Después del sonado fracaso del Fire Phone en 2014, Amazon parece dispuesta a volver a intentarlo. Pero esta vez con una estrategia completamente diferente: en lugar de competir con Apple o Samsung en especificaciones, la compañía quiere convertir su nuevo smartphone en un terminal de servicios, datos y automatización cotidiana centrado en su asistente de IA.
El proyecto Transformer
Según Reuters, el dispositivo se desarrolla bajo el nombre en clave Transformer, dentro del departamento de Devices and Services, liderado por el grupo ZeroOne bajo la dirección de J Allard. El corazón del teléfono sería Alexa+, la versión renovada del asistente de Amazon, capaz de gestionar compras, reservas, el hogar inteligente y tareas del día a día.
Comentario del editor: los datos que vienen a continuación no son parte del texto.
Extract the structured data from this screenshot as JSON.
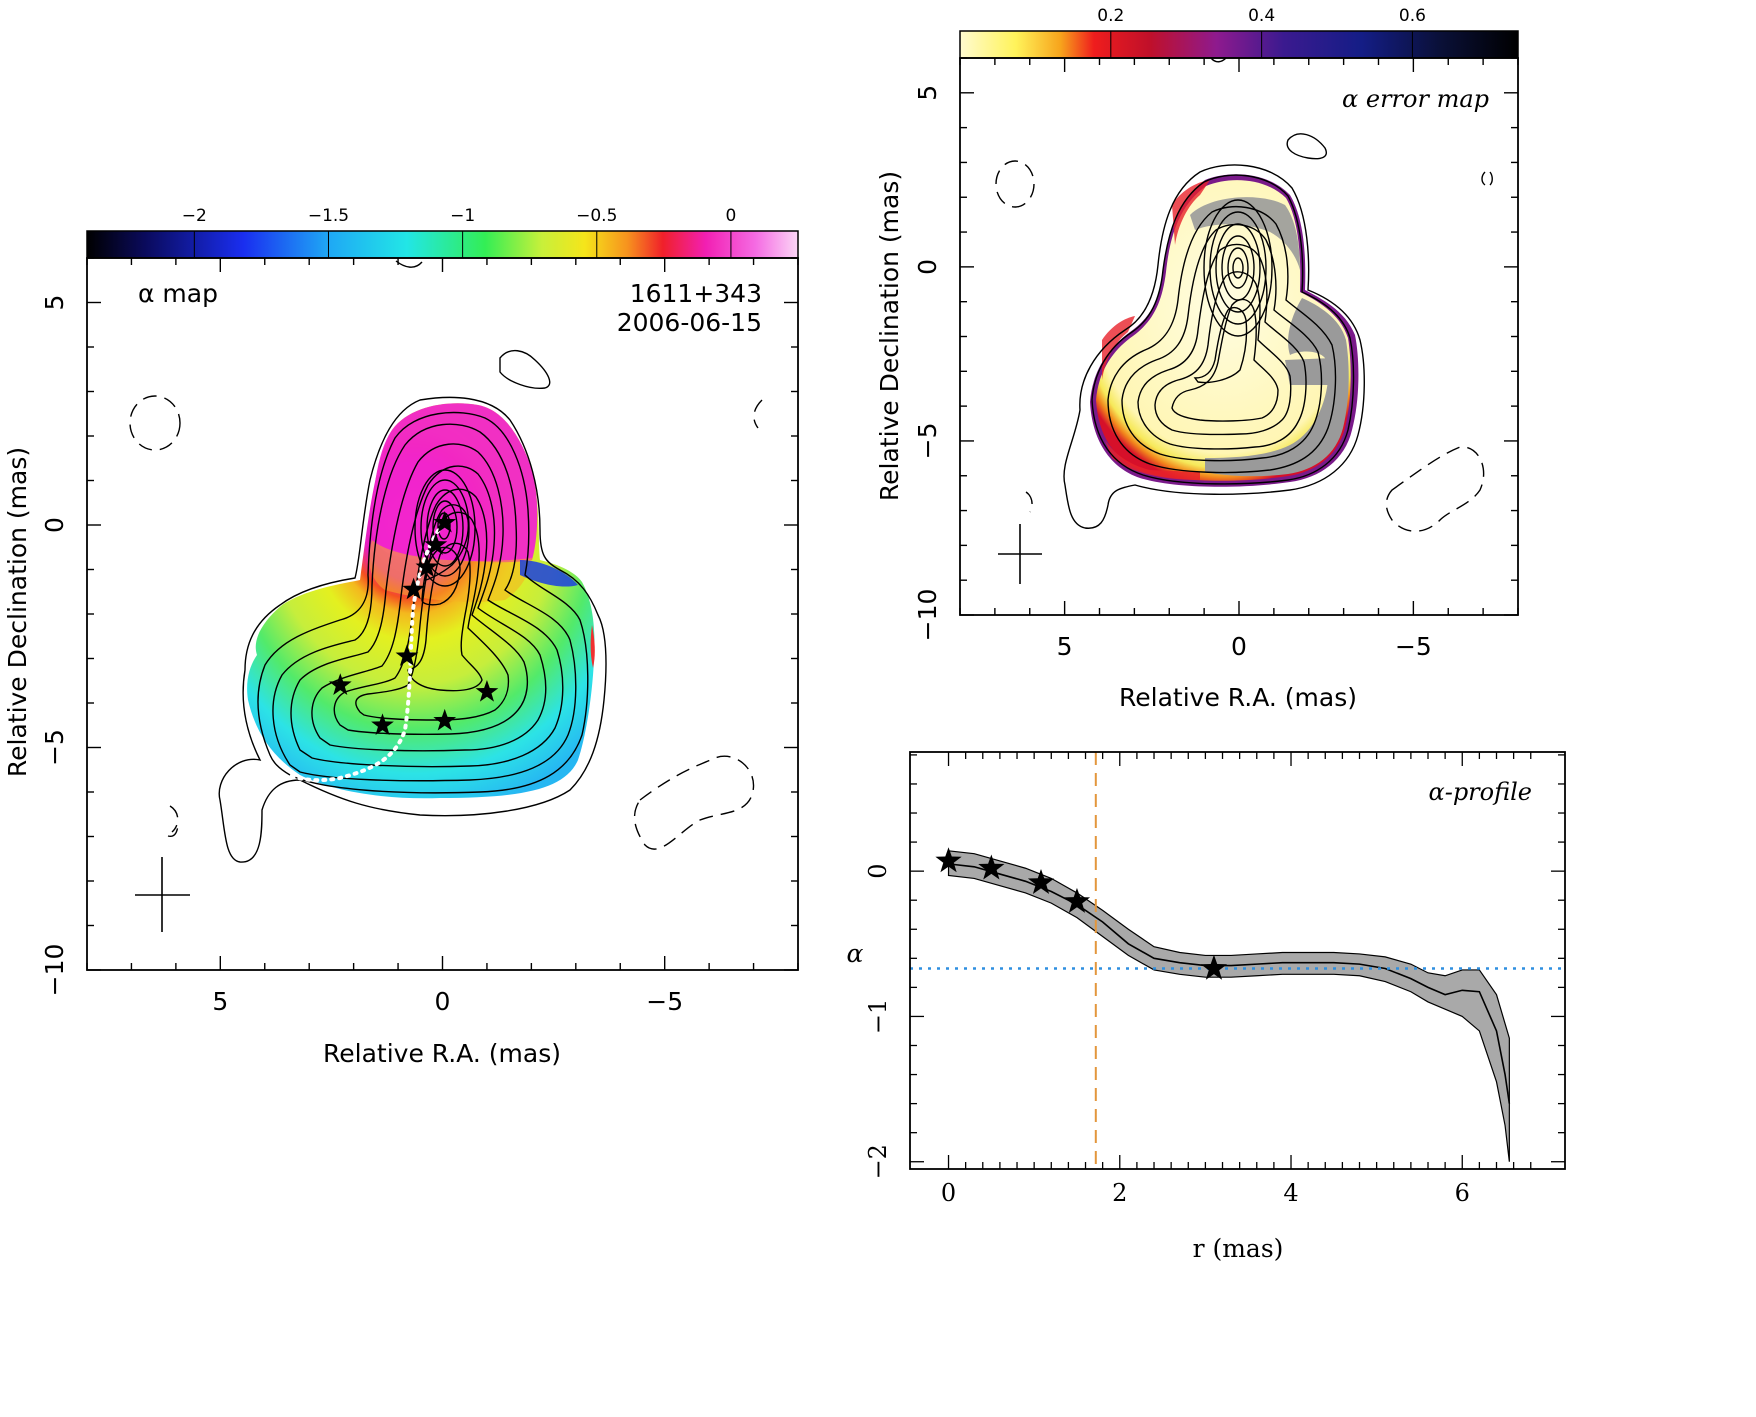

La lección del Fire Phone fue clara: perdió no solo por precio y un catálogo pobre de aplicaciones, sino porque intentaba vender una tienda de apps disfrazada de teléfono. Esta vez, Amazon no quiere competir en ese terreno: quiere vender comodidad, automatización y presencia constante en la vida del usuario.

Un camino lleno de obstáculos
El reto es mayúsculo. Apple, Samsung y Google ya disponen de sus propias capas de IA maduras, ecosistemas de aplicaciones consolidados y hardware propio. Si Amazon aspira a un modelo donde la IA reemplace en parte a las aplicaciones tradicionales, necesita convencer al usuario de que ceder otra esfera de su vida cotidiana a Alexa+ la simplificará, y no la encerrará en un ecosistema aún más cerrado. Si el proyecto funciona, Amazon obtendrá el eslabón que le falta entre el hogar inteligente y la nube. Si falla, tendrá un segundo Fire Phone, esta vez mucho más costoso en términos políticos y de privacidad.